Once you've completed the essential requirements, consider these advanced techniques from Week 05:

### Reshaping for analysis

- Use `pivot_table()` to create medal count tables by country and year
- Use `melt()` to reshape wide-format data for visualisation
- Create cross-tabulations of sports and seasons

### Multi-dimensional analysis

- Create MultiIndex DataFrames for hierarchical analysis (Country → Sport → Event)
- Use `.xs()` for cross-sectional analysis
- Apply `stack()` and `unstack()` for complex reshaping

### Trend analysis

- Calculate rolling averages of participation over time
- Analyse medal count trends by country across decades
- Compare athlete characteristics (age, height, weight) across eras

### Advanced aggregations

- Apply multiple aggregation functions simultaneously
- Create sophisticated summary statistics
- Use method chaining for efficient data pipelines

**Reference**: Week06 Demonstration Part 2 includes "Advanced placeholder" sections suggesting how to extend basic analyses

## Further resources

### Project-specific resources

- **Week 03 Introduction** – Complete assessment brief, marking criteria, deliverables
- **Week 03 Template** – Jupyter Notebook structure for your submission
- **Week 06 Demonstration** – Worked example with Olympics-parallel dataset

### Pandas technique resources

- **Week 04 Materials** – Basic Pandas operations reference
- **Week 05 Materials** – Advanced reshaping and aggregation techniques
- [Pandas Documentation: Working with missing data](https://pandas.pydata.org/docs/user_guide/missing_data.html)
- [Pandas Documentation: Group by operations](https://pandas.pydata.org/docs/user_guide/groupby.html)

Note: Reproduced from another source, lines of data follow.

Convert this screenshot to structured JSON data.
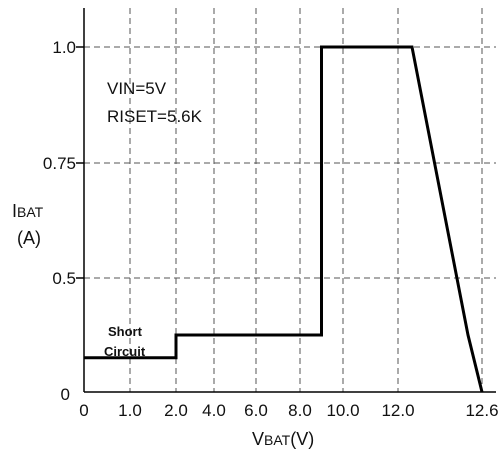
{
  "chart_data": {
    "type": "line",
    "x_tick_labels": [
      "0",
      "1.0",
      "2.0",
      "4.0",
      "6.0",
      "8.0",
      "10.0",
      "12.0",
      "12.6"
    ],
    "y_tick_labels": [
      "0",
      "0.5",
      "0.75",
      "1.0"
    ],
    "xlabel": {
      "main": "V",
      "sub": "BAT",
      "unit": "(V)"
    },
    "ylabel": {
      "main": "I",
      "sub": "BAT",
      "unit": "(A)"
    },
    "annotations": {
      "vin": "VIN=5V",
      "riset": "RISET=5.6K",
      "short_line1": "Short",
      "short_line2": "Circuit"
    },
    "series": [
      {
        "points": [
          [
            0,
            0.15
          ],
          [
            2.0,
            0.15
          ],
          [
            2.0,
            0.25
          ],
          [
            9.0,
            0.25
          ],
          [
            9.0,
            1.0
          ],
          [
            12.1,
            1.0
          ],
          [
            12.5,
            0.25
          ],
          [
            12.6,
            0
          ]
        ]
      }
    ],
    "grid": true,
    "line_color": "#000000"
  }
}
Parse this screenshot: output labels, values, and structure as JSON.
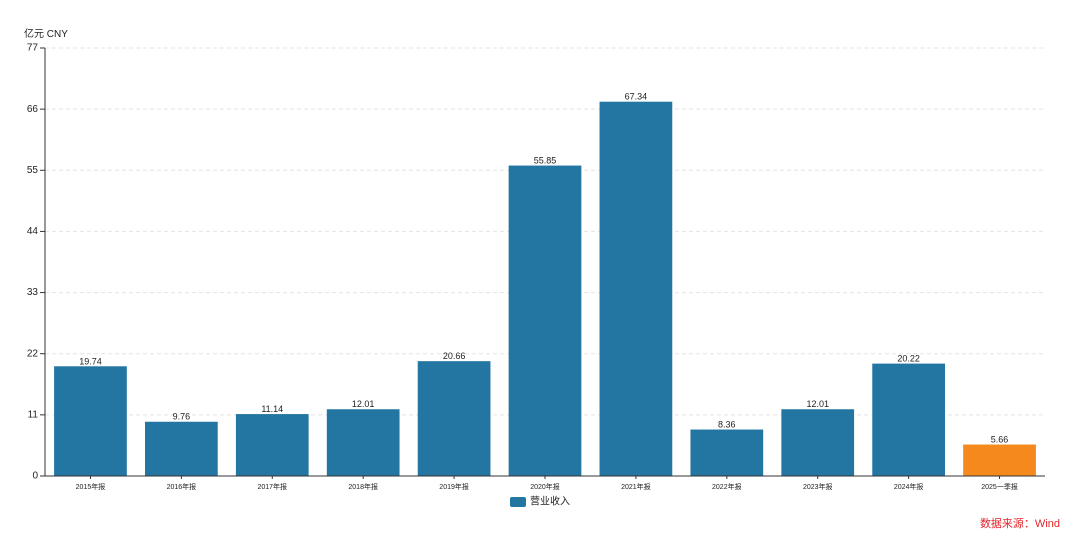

### Olympics dataset resources

- [Kaggle Dataset Page](https://www.kaggle.com/heesoo37/120-years-of-olympic-history-athletes-and-results) – Dataset description and context
- [Kaggle Notebooks](https://www.kaggle.com/heesoo37/120-years-of-olympic-history-athletes-and-results/code) – Community analyses (for inspiration, not copying!)

### Academic resources

- Linden, A. (2016). "[Measuring the performance of nations at the Summer Olympics using data envelopment analysis](https://doi.org/10.1057/palgrave.jors.2601327)". *Journal of the Operational Research Society*, 57(4), 501-511.
  - Example of academic analysis of Olympics data

### Writing and presentation

- Bowden, J. (2011). *[Writing a Report: How to Prepare, Write and Present Really Effective Reports](https://ebookcentral-proquest-com.royalholloway.idm.oclc.org/lib/rhul/detail.action?docID=471307)*. How To Books.
  - Guidance on formulating aims and objectives

### Getting help

- **Moodle Q&A Forum** – Ask questions, share challenges
- **In-session support** – Use session time to ask questions
- **Office hours** – For more detailed guidance
- **Group peers** – Discuss approaches (but write your own code!)

## Summary

This week is your opportunity to:

- **Apply** the Pandas skills from Weeks 04 and 05 to a real project
- **Work collaboratively** with your group on the Olympics dataset
- **Practice** data wrangling in a realistic analytical context
- **Build** the foundation for your group assessment

Remember:
- Use **Week03/Template.ipynb** for your actual project work
- Use **Week06/Demonstration.ipynb** as a worked example to guide your approach
- **Document your decisions** – explain why you chose each approach
- **Collaborate actively** – discuss, debate, and decide together
- **Ask questions** – use this session to get support

## Next steps

1. Review the [Demonstration](Demonstration.ipynb) notebook to see a complete worked example
2. Open [Week03/Template.ipynb](../../Week03/Template.ipynb) and start your group project
3. Follow the recommended workflow outlined above
4. Reference the Demonstration as you work through each section

Good luck with your Olympics data analysis!